Магистральный сюжет сам по себе интересен и необычен. Один исписавшийся писатель, внезапно лишившийся вдохновения и обнаруживший, что не может написать ни строчки, приходит к выводу: «…писатели – это профессиональные дрессировщики слов, и слова, ходящие по строке, будь они живыми существами, вероятно, боялись бы и ненавидели расщеп пера, как дрессированные звери – занесенный над ними бич». Казалось бы, форменное безумие – зачем еще существует писательское мастерство, как не для создания на бумаге образов, передающих мысли и чувства авторов нам, читателям? Однако вышеназванный писатель решил, что сам процесс создания рукописей напрочь убивает нечто, что он так глубокомысленно именует Замыслом. И вот он собирает вокруг себя пятерых таких же чудаков, поклоняющихся пустым книжным полкам, генерирующих идеи и отправляющих их обратно – в пустоту и безвестность. Клуб этот собирается по субботам, чтобы выслушать одного из рассказчиков, а нам это необыкновенное действо показывают глазами случайного свидетеля, допущенного в «святая святых».
Один день – один или несколько рассказов от одного из членов «Клуба убийц букв». И эти истории просто великолепны. Интересные, необычные, многослойные. У Кржижановского даже простейшие и избитые, на первый взгляд, сюжеты приобретают новое звучание. Чего тут только нет: пьеса, отсылающая нас к «Гамлету» Шекспира; фантастический рассказ о гибели человечества; притчи о добродетели и пороке, о человеческой природе, о тишине; приключения трех друзей в лучших традициях плутовских романов; и, наконец, история с открытым финалом – о жизни, смерти и любви. Всё это – небольшие зарисовки, в которых автор редко даёт ответы на поставленные вопросы. Тем интереснее рассматривать их словно бы под микроскопом, отыскивать намеки и самим искать решение непростых задач, встающих перед разнообразными героями повести.

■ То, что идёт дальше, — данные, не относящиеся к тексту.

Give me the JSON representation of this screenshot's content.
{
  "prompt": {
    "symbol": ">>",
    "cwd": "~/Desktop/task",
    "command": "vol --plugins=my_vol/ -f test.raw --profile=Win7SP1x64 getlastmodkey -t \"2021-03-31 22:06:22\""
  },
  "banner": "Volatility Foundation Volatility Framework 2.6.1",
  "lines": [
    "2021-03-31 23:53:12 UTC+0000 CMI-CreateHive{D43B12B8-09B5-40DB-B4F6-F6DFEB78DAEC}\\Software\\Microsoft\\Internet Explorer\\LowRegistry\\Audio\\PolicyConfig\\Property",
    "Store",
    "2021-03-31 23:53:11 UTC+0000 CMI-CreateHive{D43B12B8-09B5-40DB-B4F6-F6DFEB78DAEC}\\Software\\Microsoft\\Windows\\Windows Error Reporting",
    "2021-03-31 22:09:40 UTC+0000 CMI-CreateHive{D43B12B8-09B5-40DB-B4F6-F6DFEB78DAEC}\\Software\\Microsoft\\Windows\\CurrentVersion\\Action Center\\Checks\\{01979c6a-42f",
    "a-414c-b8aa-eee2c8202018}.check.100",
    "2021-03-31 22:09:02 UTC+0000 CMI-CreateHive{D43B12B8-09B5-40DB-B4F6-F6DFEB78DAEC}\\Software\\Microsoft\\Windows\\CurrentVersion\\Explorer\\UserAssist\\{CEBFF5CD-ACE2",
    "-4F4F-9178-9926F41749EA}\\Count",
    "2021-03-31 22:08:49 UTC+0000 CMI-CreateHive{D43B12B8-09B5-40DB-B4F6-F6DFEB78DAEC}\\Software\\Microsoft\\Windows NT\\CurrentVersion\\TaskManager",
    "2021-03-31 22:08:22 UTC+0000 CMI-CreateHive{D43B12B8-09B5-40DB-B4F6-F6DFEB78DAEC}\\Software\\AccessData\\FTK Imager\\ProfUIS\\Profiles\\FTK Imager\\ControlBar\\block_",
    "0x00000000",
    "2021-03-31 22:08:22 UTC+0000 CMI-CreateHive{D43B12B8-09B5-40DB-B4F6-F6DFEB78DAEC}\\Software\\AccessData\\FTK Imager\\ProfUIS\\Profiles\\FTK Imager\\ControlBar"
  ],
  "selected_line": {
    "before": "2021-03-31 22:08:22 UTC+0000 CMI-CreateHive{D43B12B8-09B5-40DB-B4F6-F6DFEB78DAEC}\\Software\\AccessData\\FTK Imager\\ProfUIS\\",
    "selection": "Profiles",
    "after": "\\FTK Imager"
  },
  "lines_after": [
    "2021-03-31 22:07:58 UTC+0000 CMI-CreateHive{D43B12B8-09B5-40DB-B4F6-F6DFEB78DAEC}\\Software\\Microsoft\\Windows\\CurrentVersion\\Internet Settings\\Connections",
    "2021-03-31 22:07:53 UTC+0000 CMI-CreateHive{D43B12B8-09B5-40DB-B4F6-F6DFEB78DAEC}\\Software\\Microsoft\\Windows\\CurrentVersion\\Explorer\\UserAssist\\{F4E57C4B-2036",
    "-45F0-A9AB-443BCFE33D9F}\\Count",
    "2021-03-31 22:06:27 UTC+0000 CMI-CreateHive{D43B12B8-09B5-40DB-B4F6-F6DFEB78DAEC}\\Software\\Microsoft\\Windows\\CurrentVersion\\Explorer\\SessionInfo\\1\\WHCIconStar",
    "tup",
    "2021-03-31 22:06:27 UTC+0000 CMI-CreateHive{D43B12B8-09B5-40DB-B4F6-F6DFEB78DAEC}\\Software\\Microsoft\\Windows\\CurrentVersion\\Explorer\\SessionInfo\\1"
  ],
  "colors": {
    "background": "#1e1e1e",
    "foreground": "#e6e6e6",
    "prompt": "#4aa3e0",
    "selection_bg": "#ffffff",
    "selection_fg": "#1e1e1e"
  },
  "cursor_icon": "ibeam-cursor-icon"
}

Чем ближе к финалу, тем сильнее вовлечённость всех участников процесса в создание Замысла. Трудно предугадать, как повернётся тот или иной рассказ, когда каждый может вмешаться и направить повествование в иное русло, или даже полностью переделать историю, перевернув всё в ней с ног на голову. И это тем более необычно, потому как читатель знает: всё это созидание не имеет цели. Сюжеты, которые могли бы служить примером, предупреждением, развлечением – обречены на безвестность. Слова, которые растворяются в воздухе вместо того, чтобы переходить от читателя к читателю. Сама идея отказа от письма в повести Кржижановского становится страшнее любого, даже самого жуткого, рассказа. И Клуб более всего напоминает секту, планомерно уничтожающую так лелеемые ей само́й Замыслы вместо того, чтобы вдохнуть в них жизнь. Однако не всем близки идеи Замыслителей, и меньше всего они понравились бы самим словам, которые рвутся наружу, чтобы найти тех, кто услышит или прочтет их.
«…слова злы и живучи, и всякий, кто покусится на них, скорее будет убит ими, чем убьёт их».
Потрясающая повесть, отличающаяся изяществом стиля, увлекательностью сюжетных линий и глубочайшим смысловым наполнением. Чуть больше семидесяти страниц чистого восторга и отчаянного желания, чтобы книга не заканчивалась!
Книга прочитана в рамках игры "Дайте две!"